Tipps von Spielen.vip für einen gesunden Umgang
Ein paar schlichte Grundregeln tragen viel dazu bei, dass das Spielen ein Vergnügen bleibt. Setz dir schon vor dem allerersten Einsatz ein festes Budget und halte konsequent daran fest, selbst an einem Tag, an dem dir rein gar nichts gelingen will. Spiel niemals, um finanzielle Sorgen zu lösen, und lass es bleiben, sobald Alkohol, Frust oder Stress mitmischen. Sieh Verluste als Eintrittspreis für die Unterhaltung und nicht als Summe, die du wieder hereinholen müsstest, und gönn dir immer wieder ganz bewusst Auszeiten. Und vergiss zu guter Letzt nie, dass das Glücksspiel in deinem Leben eine Nebenrolle einnehmen und nie in den Mittelpunkt rücken sollte.

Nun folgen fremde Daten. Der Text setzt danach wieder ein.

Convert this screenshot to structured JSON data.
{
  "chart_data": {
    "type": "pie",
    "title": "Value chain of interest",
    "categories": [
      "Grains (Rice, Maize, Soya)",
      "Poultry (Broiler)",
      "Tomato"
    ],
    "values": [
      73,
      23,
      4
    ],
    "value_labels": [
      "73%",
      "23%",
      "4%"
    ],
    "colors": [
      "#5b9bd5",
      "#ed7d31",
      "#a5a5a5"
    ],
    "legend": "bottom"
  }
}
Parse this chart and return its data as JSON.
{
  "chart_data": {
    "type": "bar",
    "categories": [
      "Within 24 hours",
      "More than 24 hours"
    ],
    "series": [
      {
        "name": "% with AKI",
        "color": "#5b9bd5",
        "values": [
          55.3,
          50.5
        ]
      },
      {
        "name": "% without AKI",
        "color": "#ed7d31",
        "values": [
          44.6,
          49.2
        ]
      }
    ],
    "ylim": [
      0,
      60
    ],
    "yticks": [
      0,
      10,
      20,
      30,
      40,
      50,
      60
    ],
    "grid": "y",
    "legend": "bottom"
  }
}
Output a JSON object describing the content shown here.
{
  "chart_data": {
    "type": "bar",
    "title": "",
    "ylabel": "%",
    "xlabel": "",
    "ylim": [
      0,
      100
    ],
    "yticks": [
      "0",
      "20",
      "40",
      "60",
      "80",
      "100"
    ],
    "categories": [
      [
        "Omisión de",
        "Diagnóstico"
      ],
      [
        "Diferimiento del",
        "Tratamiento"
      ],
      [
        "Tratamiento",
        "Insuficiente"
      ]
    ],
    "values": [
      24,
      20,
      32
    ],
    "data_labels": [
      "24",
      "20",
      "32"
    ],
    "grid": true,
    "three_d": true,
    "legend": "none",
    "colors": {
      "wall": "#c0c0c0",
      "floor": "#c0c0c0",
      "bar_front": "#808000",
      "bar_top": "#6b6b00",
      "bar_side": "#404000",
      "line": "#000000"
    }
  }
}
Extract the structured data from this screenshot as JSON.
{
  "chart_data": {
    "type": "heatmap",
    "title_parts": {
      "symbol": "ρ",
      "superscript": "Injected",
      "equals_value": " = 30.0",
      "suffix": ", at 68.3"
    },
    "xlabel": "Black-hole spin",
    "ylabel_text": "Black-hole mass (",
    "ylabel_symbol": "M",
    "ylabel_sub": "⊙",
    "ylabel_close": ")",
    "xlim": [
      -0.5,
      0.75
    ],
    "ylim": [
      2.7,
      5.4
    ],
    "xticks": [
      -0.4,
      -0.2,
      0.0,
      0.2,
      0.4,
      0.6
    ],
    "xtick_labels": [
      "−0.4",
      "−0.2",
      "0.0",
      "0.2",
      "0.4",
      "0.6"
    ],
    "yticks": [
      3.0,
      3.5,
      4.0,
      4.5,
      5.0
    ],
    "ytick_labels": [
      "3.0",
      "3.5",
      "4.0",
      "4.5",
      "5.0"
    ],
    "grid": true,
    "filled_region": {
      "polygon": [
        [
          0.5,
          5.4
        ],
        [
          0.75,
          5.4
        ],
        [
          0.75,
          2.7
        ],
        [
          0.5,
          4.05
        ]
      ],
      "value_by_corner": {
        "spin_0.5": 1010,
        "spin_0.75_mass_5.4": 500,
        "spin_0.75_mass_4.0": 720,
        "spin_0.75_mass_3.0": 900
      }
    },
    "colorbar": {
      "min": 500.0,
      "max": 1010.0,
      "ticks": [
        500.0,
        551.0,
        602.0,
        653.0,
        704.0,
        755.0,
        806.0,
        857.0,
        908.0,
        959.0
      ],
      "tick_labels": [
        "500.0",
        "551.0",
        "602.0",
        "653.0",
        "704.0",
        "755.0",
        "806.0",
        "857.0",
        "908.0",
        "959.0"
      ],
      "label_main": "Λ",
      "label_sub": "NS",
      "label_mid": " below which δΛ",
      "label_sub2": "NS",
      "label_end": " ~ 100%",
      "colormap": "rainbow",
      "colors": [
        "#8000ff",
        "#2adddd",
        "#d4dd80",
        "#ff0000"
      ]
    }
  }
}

Hilfsangebote und Beratung in Deutschland
Wenn du merkst, dass dir die Kontrolle allmählich entgleitet, sei dir gewiss: Du stehst damit keineswegs allein da, und um Hilfe zu bitten zeugt nicht von Schwäche, sondern von Stärke. In Deutschland steht dir dafür ein dichtes Netz an Angeboten offen, die kostenlos, vertraulich und auf Wunsch anonym sind:
- Hilfetelefon Glücksspielsucht: kostenfrei und anonym erreichbar unter 0800 1 372 700 und deine wichtigste erste Anlaufstelle bei sämtlichen Fragen rund ums Glücksspiel.
- BZgA-Beratung zur Glücksspielsucht: Infos, Selbsttests und ein Beratungsangebot der Bundeszentrale für gesundheitliche Aufklärung, das du unter bzga-spielsucht.de findest.
- Check dein Spiel: ein anonymer Online-Check deines Spielverhaltens samt Ausstiegsprogramm der BZgA, den du auf check-dein-spiel.de aufrufst.
- Beratungsstellen der Bundesregierung: eine Übersicht regionaler Anlaufstellen bekommst du bei der oder dem Bundesbeauftragten für Suchtfragen.
Auch wer sich um einen Angehörigen oder guten Freund sorgt, darf sich an diese Stellen wenden. Niemand muss mit dem Problem allein zurechtkommen.
Der Schutz von Minderjährigen
Am Glücksspiel dürfen nur volljährige Personen ab 18 Jahren teilnehmen. Seriöse Anbieter kontrollieren deshalb das Alter ihrer Nutzer, doch auch du als Erwachsener stehst in der Verantwortung, Minderjährigen keinen Zugang zu deinem Spielerkonto zu gewähren. Dabei helfen dir technische Mittel wie Jugendschutzfilter und kindersicher eingerichtete Geräte, etwa mit Programmen wie JusProg, den Nachwuchs zuverlässig fernzuhalten.